Sevgilimizin aleyhissalatü vesselam şefkatini,kuşatıcı merhametini görüyor musunuz ? O'nun güzel ahlakı ve mucizelerinden...Yine at,deve gibi hayvanların üzerinde karşılıklı sohbeti yasaklayan da O'dur. Bunun hayvanlara lüzumsuz yorgunluk olacağı endişesi...

Yine yuvadan yavru kuş almayı, karınca yuvası yakmayı ve açık arazide delik,çukur yerlere küçük abdest yapmayı yasaklayan da bu güzel merhamettir.

Kur'an- Kerim'de de 16 farklı hayvan isminin ve bazı hayvanların da sure adı olacak kadar önem verildiği ve tüm canlıların da ''birer ümmet'' olarak değer taşıdığı kaydını görüyoruz.

''Merhametli olanlara Rahman (olan Allah) merhamet eder. Yerde olanlara merhametli olun ki, gökte olanlar da size rahmet etsinler.'' Alimlerimiz, yerde olanlar cümlesinden, Müslüman,kafir,hayvan-bitki her çeşit canlıdır; gökte olanlar ise bizlere dua eden meleklerdir diye açıklama yapmışlardır.

Bu hadislerden her canlının hayat hakkı olduğu, asla işkence yapılamayacağı,öldürülmesi gerekenlerin de eziyetsiz öldürülmesinin şart olduğu,yavrularının anne üzerindeki hakları, fazla yük vurulmaması,gıdaların tam ve zamanında verilmesi,temizlik ve bakım, yaratılışları dışında kullanmamak...gibi kaideler dinimizde büyük yer tuttuğu için söz gelimi Osmanlı'da hayvanlar için; Makamı Meşihatca, Kitabun Nafakat namıyle özel kanunnameler,yasalar vardı.

Dünyada insan hakları yokken O aleyhissalatü vesselam 14 asır önce hayvanların da haklarının olduğunu insanlığa öğretendir.

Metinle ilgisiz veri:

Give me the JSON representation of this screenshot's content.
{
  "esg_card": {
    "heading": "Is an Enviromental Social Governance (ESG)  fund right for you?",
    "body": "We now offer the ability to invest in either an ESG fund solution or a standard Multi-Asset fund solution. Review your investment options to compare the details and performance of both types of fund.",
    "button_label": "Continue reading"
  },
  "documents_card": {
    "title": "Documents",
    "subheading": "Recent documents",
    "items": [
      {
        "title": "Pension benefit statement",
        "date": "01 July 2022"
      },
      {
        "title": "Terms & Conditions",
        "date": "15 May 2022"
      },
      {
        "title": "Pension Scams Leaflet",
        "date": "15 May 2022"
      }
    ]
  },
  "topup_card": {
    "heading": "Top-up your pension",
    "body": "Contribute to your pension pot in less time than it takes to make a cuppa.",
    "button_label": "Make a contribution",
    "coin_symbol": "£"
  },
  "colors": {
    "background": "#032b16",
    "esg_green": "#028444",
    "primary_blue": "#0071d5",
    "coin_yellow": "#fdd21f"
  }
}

Hz.Enes (ra) gibi Peygamber aleyhissalatü vesselam'ın yakınında olan bir sahabi şöyle der:
''Bir yerde mola verince,hayvanlarımızın istirahatını (gıdalarını) sağlayıncaya kadar ibadet etmezdik.''

Yine bahsettiğim kitapta şu olay da muazzam altı çizilesi :

Süt veren hayvan sağımı konusunda Örneğimiz aleyhissalatü vesselam yaşı kadına bakın ne buyuruyor :
'' Oğullarına emret,tırnaklarını kessinler,böylece sağdıkları zaman hayvanları incitmemiş, memelerini kanatmamış olurlar.Yine oğullarına emret ki, yavruların gıdalarını iyi yapsınlar.''

Ey benim güzeller güzeli Peygamberim ! Onlar seninle yaşadılar ve bu engin şefkatini gördükleri için Anam babam sana feda olsun dediler, aşkla...

Yine kitaptan : ''Nebi aleyhissalatü vesselam, hayvanlara işkence yapanlara lanet etti ''

Öyle ki, yüze vurmak yalnızca insan için değil, hayvanlar için bile yasaklanmıştır.Artık dileyen bu riski göze alıp horoz dövüştürsün, hayvaları aç bırakıp eziyet etsin..!Söz konusu olan Peygamber laneti !

Yine hayvan kesmek için yatırıp,hayvanın gözü önünde bıçağını bileyen birini gördüğünde : ''Sen onu iki kez mi öldürmek istiyorsun ? Niye hayvancağızı yatırmadan önce bıçağını bilemedin ? '' diye ikazları bu merhametin, alemlere olan şefkatinin örneklerindendir.

Düşman eline geçecek diye hayvanların boş yere öldürülmesini, hayvanlara kızıp laneti de yasaklayan aleyhissalatü vesselam efendimiz; ''Haksız yere bir serçenin ya da en küçük bir canlının öldürülmesine'' izin vermemiştir.Hayvana sözlü hakaret bile yasakken, ya insanın insana hakareti..? 

At da aleyhissalatü vesselam Efendimizin çok sevdiği hayvanlardan olup, atı alnından ve sağrısından okşadığı, develeri ve küçük keçi ve koyunları okşadıkları;abdest alacakken abdest suyundan içen kedinin su içmesini bekleyip, aynı sudan abdest almakta bir beis görmediğinde soranlara;(su necis olmadı) ''kedi aile efradındandır,hiç bir şeyi kirletmez'' buyurmuştur. Bugünkü tıbbın asırlar sonra tespitidir ki, kedinin ağzında mikrop kırıcı özellik vardır. Ev içinde istenmeyen hayvanların başında köpek gelmektedir.Köpeklere ancak bahçeli evlerde,eve sokmaksızın bekçilik amacı ve av için izin vardır.

Çocukların kuş beslemesi, ruhları için sağlıklı bulunmuş ve kuşu ölen bir çocuğu aleyhissalatü vesselam Efendimiz bizzat teselli etmiş; kişinin, kedi, kuş,horoz cinsi hayvan edinmesini doğal bulmuşlardır.

İhtiyaç dışında avlanmayı ise onaylamamışlardır.

''Alemlere Rahmet'' olarak gönderilen Sevgilimiz -aleyhissalatü vesselam- özetlerle görüldüğü gibi hayvanlar alemine de rahmettir. Şehirleri bile incitmek istemeyen, yaratılmış ne varsa onların hayrı için nefes alan Sevgili Peygamberimiz-aleyhissalatü vesselamı- ne kadar az tanıdığımızın utancından gafil, elimizde hep şu bilinen yazarların ahiretimize zerre faydası olmayan romanları, kitapları ile zaman israfında ömür tükettiğimizi bir anlayabilsek, O'nu -aleyhissalatü vesselam- ve getirdiği dinimizi tanımaya,anlamaya ve yaşamaya azmederdik.